Friday, July 30, 2021

Depression in pregnancy

Pregnancy is the bliss of nature to a woman. Sometimes it


becomes very critical, when it is paired with a disease like depression. Proper

knowledge and guidance of your doctors, this can turn into a successful

adventure. This article is to spread the information about the pregnancy in

depression.

It is very complicated to face a treatment for clinical depression during pregnancy. This is because; there

is a risk in having antidepressants medicines during pregnancy. But the combined

attempts of doctors and psychiatrists can cure it.

Women are generally very emotional and sentimental in first

few days of pregnancy. Near about 20% pregnant women need antidepressant

treatment every year. Actual ratio is definitely bigger than that as women are

taken very softly in the pregnancy period and this turns into neglecting

psychological diseases. Safety measures in pregnancy and over cautious

subjective view make them more emotional and depressed. It may cause serious

psychiatric effects on a pregnant woman.

Antidepressants can harm the child of a pregnant woman. But

even the depression can harm the baby. So, it

depends on the severity of the disease and the decision of the caretakers of a

patient.

Depression in a pregnant woman can cause some problems to a

newborn. Those are irritability, less attentiveness and slowness in activities.

Short gestation period is also one of these affects.  The intake of antidepressants can cause some

serious problems like pulmonary hypertension, weight reduction and cardiac

defects in the newborn baby.

Identifying depression is very difficult in pregnancy.  Generally, women become emotional, homesick

and hyper in pregnancy. Over attention and some physical changes make them

upset.

Sudden changes in mood, low energy are very usual symptoms

in all pregnant women.

If a pregnant woman is upset most of the time, addicted to

drugs or alcohol and stagnant low in energy, then these are few symptoms of

depression in pregnancy. Poor prenatal care leads to unhealthy pregnancy in

many cases. 

If the disease is at a primary level, it can be treated with psychotherapy

sessions. These can be taken in combination with medication too. In such cases

doctors and therapists need the permission of the caretakers of the patient.

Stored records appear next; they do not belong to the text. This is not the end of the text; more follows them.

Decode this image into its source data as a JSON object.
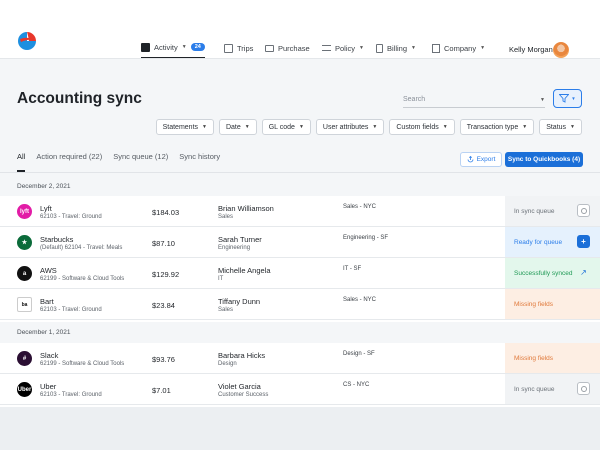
{
  "nav": {
    "activity": {
      "label": "Activity",
      "badge": "24"
    },
    "trips": "Trips",
    "purchase": "Purchase",
    "policy": "Policy",
    "billing": "Billing",
    "company": "Company",
    "user_name": "Kelly Morgan"
  },
  "header": {
    "title": "Accounting sync",
    "search_placeholder": "Search"
  },
  "filters": [
    "Statements",
    "Date",
    "GL code",
    "User attributes",
    "Custom fields",
    "Transaction type",
    "Status"
  ],
  "tabs": [
    "All",
    "Action required (22)",
    "Sync queue (12)",
    "Sync history"
  ],
  "actions": {
    "export": "Export",
    "sync": "Sync to Quickbooks (4)"
  },
  "groups": [
    {
      "date": "December 2, 2021"
    },
    {
      "date": "December 1, 2021"
    }
  ],
  "rows": [
    {
      "merchant": "Lyft",
      "sub": "62103 - Travel: Ground",
      "amount": "$184.03",
      "person": "Brian Williamson",
      "dept": "Sales",
      "location": "Sales - NYC",
      "status": "In sync queue",
      "status_type": "queue",
      "logo_color": "#e21ca6",
      "logo_text": "lyft"
    },
    {
      "merchant": "Starbucks",
      "sub": "(Default) 62104 - Travel: Meals",
      "amount": "$87.10",
      "person": "Sarah Turner",
      "dept": "Engineering",
      "location": "Engineering - SF",
      "status": "Ready for queue",
      "status_type": "ready",
      "logo_color": "#0b6b3a",
      "logo_text": "★"
    },
    {
      "merchant": "AWS",
      "sub": "62199 - Software & Cloud Tools",
      "amount": "$129.92",
      "person": "Michelle Angela",
      "dept": "IT",
      "location": "IT - SF",
      "status": "Successfully synced",
      "status_type": "synced",
      "logo_color": "#111111",
      "logo_text": "a"
    },
    {
      "merchant": "Bart",
      "sub": "62103 - Travel: Ground",
      "amount": "$23.84",
      "person": "Tiffany Dunn",
      "dept": "Sales",
      "location": "Sales - NYC",
      "status": "Missing fields",
      "status_type": "missing",
      "logo_color": "#ffffff",
      "logo_text": "ba"
    },
    {
      "merchant": "Slack",
      "sub": "62199 - Software & Cloud Tools",
      "amount": "$93.76",
      "person": "Barbara Hicks",
      "dept": "Design",
      "location": "Design - SF",
      "status": "Missing fields",
      "status_type": "missing",
      "logo_color": "#2b0f33",
      "logo_text": "#"
    },
    {
      "merchant": "Uber",
      "sub": "62103 - Travel: Ground",
      "amount": "$7.01",
      "person": "Violet Garcia",
      "dept": "Customer Success",
      "location": "CS - NYC",
      "status": "In sync queue",
      "status_type": "queue",
      "logo_color": "#000000",
      "logo_text": "Uber"
    }
  ],
  "colors": {
    "accent": "#1b6fd8",
    "queue_bg": "#f1f3f5",
    "ready_bg": "#e5f1fd",
    "synced_bg": "#e3f7ec",
    "missing_bg": "#fdeee3"
  }
}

Those women, who have very minute clinical depression, can choose to be pregnant. But before planning so,

you need to stop all the antidepressant medicines at least before 6 months. It

should be done with the advice of your gynecologist and psychiatrist. In the

case of severe clinical depression, there is no point in taking the risk for

both, baby and the mother.



In some cases severe patients also can have babies, but it is too risky. Such

patients should be treated with meditations, psycho therapies and anti

–attacking consultation. 

Generally, it is suggested that those women who are mildly depressed should

stop medication, and even those who are in medium severity level also can choose

to do the same. The sessions of psychiatrist and meditations are necessary for

them. Those women who have severe depression are treated under observation and

with the combined treatment of psychiatrists and gynecologist.

If a depression patient wants to get pregnant, she should

consult a doctor before taking any decision. Case history, suicide attempts and

such issues need to be discussed frankly with the doctor. It will help you to

have a less critical pregnancy. Take the right decision and remember “risk

bears profit” have a happy parenthood.